Well, I’ve been pondering this little bit for a little while. Feel free to comment, critique, rebuild…

This session idea was inspired by a few things coming out of the recent “Rise of the Digital Humanities” MLA 2011, and two related discussions/provocations.

  1. The first is by Alan Liu (“Where’s the Cultural Criticism in the Digital Humanities?”). Liu argues that “[h]ow the digital humanities advance, channel, or resist the great postindustrial, neoliberal, corporatist, and globalist flows of information-cum-capital, for instance, is a question rarely heard in the digital humanities associations, conferences, journals, and projects with which I am familiar.”
  2. The second is an interesting provocation by fellow THATCamper and Brittain Fellow Andy Famiglietti (“What Does it Mean to do the Humanities?”) in which he poses a question about the model of teaching values: “as much as I like this definition [humanities teach important artistic, cultural, and critical values], I don’t always sleep comfortably with it.

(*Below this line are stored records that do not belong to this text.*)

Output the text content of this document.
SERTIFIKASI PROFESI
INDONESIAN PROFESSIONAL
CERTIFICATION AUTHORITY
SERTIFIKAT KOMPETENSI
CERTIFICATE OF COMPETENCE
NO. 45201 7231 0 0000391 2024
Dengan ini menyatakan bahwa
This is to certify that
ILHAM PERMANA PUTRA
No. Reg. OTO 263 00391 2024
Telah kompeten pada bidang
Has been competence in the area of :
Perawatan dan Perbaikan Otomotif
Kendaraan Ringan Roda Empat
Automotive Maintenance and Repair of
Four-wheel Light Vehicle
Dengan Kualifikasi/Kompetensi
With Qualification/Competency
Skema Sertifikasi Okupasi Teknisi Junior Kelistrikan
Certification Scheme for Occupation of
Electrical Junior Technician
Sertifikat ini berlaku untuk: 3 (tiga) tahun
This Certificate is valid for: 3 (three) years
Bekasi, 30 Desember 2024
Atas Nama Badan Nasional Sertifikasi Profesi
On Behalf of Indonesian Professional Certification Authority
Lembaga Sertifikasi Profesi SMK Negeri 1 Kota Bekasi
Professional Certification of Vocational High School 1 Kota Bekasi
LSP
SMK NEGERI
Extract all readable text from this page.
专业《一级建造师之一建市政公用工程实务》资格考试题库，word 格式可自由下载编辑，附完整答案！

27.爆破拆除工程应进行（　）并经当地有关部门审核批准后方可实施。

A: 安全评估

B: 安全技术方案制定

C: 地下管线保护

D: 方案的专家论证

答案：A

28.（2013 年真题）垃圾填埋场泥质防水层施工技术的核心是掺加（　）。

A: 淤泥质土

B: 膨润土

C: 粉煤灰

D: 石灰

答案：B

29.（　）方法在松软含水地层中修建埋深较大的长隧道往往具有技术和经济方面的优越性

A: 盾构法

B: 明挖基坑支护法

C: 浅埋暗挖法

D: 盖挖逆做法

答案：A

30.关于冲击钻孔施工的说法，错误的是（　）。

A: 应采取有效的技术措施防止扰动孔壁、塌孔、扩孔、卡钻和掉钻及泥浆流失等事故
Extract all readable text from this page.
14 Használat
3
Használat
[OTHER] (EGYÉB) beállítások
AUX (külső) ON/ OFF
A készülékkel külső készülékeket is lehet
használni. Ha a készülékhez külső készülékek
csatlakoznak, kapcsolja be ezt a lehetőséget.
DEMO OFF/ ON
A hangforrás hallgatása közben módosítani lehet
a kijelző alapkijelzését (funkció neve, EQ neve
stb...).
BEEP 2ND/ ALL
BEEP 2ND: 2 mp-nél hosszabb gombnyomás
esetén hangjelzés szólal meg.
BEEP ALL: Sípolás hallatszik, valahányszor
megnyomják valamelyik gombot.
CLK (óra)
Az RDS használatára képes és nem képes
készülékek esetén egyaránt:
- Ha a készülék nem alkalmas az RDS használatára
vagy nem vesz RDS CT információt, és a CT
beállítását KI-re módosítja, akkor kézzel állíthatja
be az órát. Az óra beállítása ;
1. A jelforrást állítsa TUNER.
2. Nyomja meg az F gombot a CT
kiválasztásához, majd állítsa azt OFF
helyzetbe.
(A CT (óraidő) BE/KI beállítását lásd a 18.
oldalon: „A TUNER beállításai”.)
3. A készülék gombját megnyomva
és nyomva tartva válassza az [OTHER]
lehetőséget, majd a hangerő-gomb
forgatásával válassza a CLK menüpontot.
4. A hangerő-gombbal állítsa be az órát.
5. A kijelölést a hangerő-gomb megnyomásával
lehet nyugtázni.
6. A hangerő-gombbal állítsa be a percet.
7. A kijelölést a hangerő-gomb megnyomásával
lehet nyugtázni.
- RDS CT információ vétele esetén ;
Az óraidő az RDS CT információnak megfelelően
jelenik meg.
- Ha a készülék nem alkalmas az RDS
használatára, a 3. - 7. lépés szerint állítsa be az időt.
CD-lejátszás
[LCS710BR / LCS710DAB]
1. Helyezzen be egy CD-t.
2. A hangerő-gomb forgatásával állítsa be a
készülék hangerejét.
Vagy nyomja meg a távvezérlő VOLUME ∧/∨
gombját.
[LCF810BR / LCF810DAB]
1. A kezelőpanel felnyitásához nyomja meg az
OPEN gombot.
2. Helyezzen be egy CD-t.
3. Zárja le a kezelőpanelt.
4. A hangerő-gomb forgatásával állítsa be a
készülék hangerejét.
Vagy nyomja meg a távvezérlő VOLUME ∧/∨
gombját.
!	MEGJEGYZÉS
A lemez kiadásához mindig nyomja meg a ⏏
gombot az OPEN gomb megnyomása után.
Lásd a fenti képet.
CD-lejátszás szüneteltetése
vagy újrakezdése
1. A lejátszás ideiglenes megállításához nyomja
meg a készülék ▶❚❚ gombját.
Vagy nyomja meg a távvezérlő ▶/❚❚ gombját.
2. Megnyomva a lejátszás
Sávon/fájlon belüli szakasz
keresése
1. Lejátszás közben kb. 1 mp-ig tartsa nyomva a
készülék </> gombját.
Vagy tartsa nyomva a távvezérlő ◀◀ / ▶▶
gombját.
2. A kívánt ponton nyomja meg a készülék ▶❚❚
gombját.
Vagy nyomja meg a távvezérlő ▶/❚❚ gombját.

It seems to imply that, without the organized study of the humanities, cultures would lapse into collections of mechanistic drones, unable to consider questions of truth or beauty. This simply isn’t true. I’ve seen the inside of technical cultures, geek enclaves and hacker freeholds and they are full of wonder and poetry. Algorithms for decrypting DVDs transformed into epic poems. Romantic jokes about the Fibonacci sequence. Furthermore, again, ask any anthropologist and cultural value is what they do. What’s our niche?”

I think that Famiglietti’s question can open a fruitful discussion for how digital applications can transform or redefine what the humanities do. If, as Bruno Latour recently argued in “An Attempt at a ‘Compositionist Manifesto’,” critique “ran out of steam” because “it was predicated on the discovery of a true world of realities lying behind a veil of appearances,” what can the emphasis on building and creating in the digital humanities do to address the issues Liu presents above (474-5)? Or, alternatively, do the digital humanities need to identify with something essentially “humanistic” or have something to do with “cultural criticism” in order to be worthy of the name? If not, what’s the niche of the digital humanities? What do digital humanists do?

Reference
Latour, Bruno. “An Attempt at a ‘Compositionist Manifesto’.” New Literary History. 41 (2010): 471-90.